比如业火中这蛰伏的噬魂妖鬼。
岳枵太过自信,在与游扶桑赤手空拳搏斗时居然压制了这妖鬼的动作,倒让游扶桑捉住破绽,乘胜追击了。如今岳枵身散,妖鬼蠢蠢欲动,还不待游扶桑观完那些魂飞魄散,已经下潜,融入地底!
一如先前的霸道蛮横,业火之边,修士变作凡人,妖兽的妖力也大打折扣,可即便如此,妖兽依旧庞然,唐刀再锋利,游扶桑挥起它站在妖兽之下,仍如螳臂当车。
倘若这一次再被吞吃入腹
游扶桑也不知该如何是好了。
她抬起头来,身前是如同小山堆积而起的妖兽,业火燃烧在它身侧。妖兽劈头盖脸地俯下身来,如山岳压顶,力大无穷,先前与岳枵一战,游扶桑体力几乎耗尽,以一己之力抵抗这样的庞然大物,根本是痴人说梦!

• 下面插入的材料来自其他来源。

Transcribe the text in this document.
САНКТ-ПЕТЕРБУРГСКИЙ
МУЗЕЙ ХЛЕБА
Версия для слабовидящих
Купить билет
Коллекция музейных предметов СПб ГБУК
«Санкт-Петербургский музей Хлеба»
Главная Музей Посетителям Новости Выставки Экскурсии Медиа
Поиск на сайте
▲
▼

妖兽四处游走,灵敏至极,庞大的身躯压向业火,游扶桑狼狈躲避。
要么,让业火燃尽这妖兽肚子里百八十个魂魄,使其自生自灭,要么另寻出路,想办法打败妖兽,或者脱离业火。
都很困难!
妖兽妖身坚硬,烧尽里内魂魄至少半个时辰,游扶桑未必撑得到那个时刻,权衡之下,只能是尽量找法子脱离业火,将妖兽引至业火之外,再以浮屠令与煞芙蓉一招毙命!
浮屠令?
有一根弦绷紧在游扶桑脑海,她恍然大悟:没有魔气的浮屠令难以驱使这妖兽,可对上空行母却还是大有余地!如果这只浮屠鬼是空行母所造,擒贼先擒王,只要捉住空行母,妖兽之难迎刃而解!
空行母在哪里?
游扶桑短暂地闭上双眼,敏锐感知空行母的气息,苦难悲怆的怨气却不纯粹,空行母仍保留着位列仙班之时的神性,无意滥杀,只是意在造物开物,她身上有神的气息而不尽然。游扶桑仔细辨别了一下,应当是堕神之气。
都说空行母本是梵神,因为某种缘故堕入凡间,尝尽人间恶念。
再具体的事情无人知晓,但此刻的游扶桑恍然有一个预感,她将在业火中循着空行母的气息,窥见那一点密辛
识海渐渐溃散,一些不属于她的记忆纷至涌来,如走马观花,快速地掠过游扶桑脑海。
空行母本是梵神,进入凡间,去尝那人世冷暖,她在一个山麓村庄逗留许久,注意到一个女孩。女孩孤苦伶仃,没有家也没有亲人,却有一双狼似的眼睛,锋利如寒星,充满戾气与欲望。
那是一种很有生机的渴望,不同于对宝物财物普通的占有之欲,女孩的欲望更像是一种信心,一种对世间一切美好事物志在必得的信心。
彼时的空行母还不知晓,那份欲望虽不与“恶”直接勾联,却千丝万缕分不开。她只是觉得女孩很有生机,像是侵占鹊巢也要存活下来的鸤鸠,不顾一切地活下去,更好地活下去。即便是盗窃、欺诈、明抢,即便是伤害她人。
“告诉我,现在的你最想要什么?”
从一开始看见空行母的警惕,到最后确定是神明降世,被眷顾的女孩受宠若惊,她从巷尾手足无措地站起来,身上簌簌坠落着旧冬的积雪,可眼睛里恍然已有春的萌芽。
空行母问:“你想要什么?温饱,亲人,庄园?”
如此问,不过是因为女孩看起来饥饿、孤独、无家可归。
女孩想了想,却说:“我想要用不完的钱财。”她抬头,明亮的眼睛紧盯着空行母,“事实上,钱财已能解决所有温饱,不是吗?”
其实空行母很惊奇女孩会这样说。
空行母以为七八岁的女孩最图该是真情,总归是需要呵护或陪伴更多一些的;眼前的女孩无母也无旁的亲人,怎么会不需要一些真情呵护呢?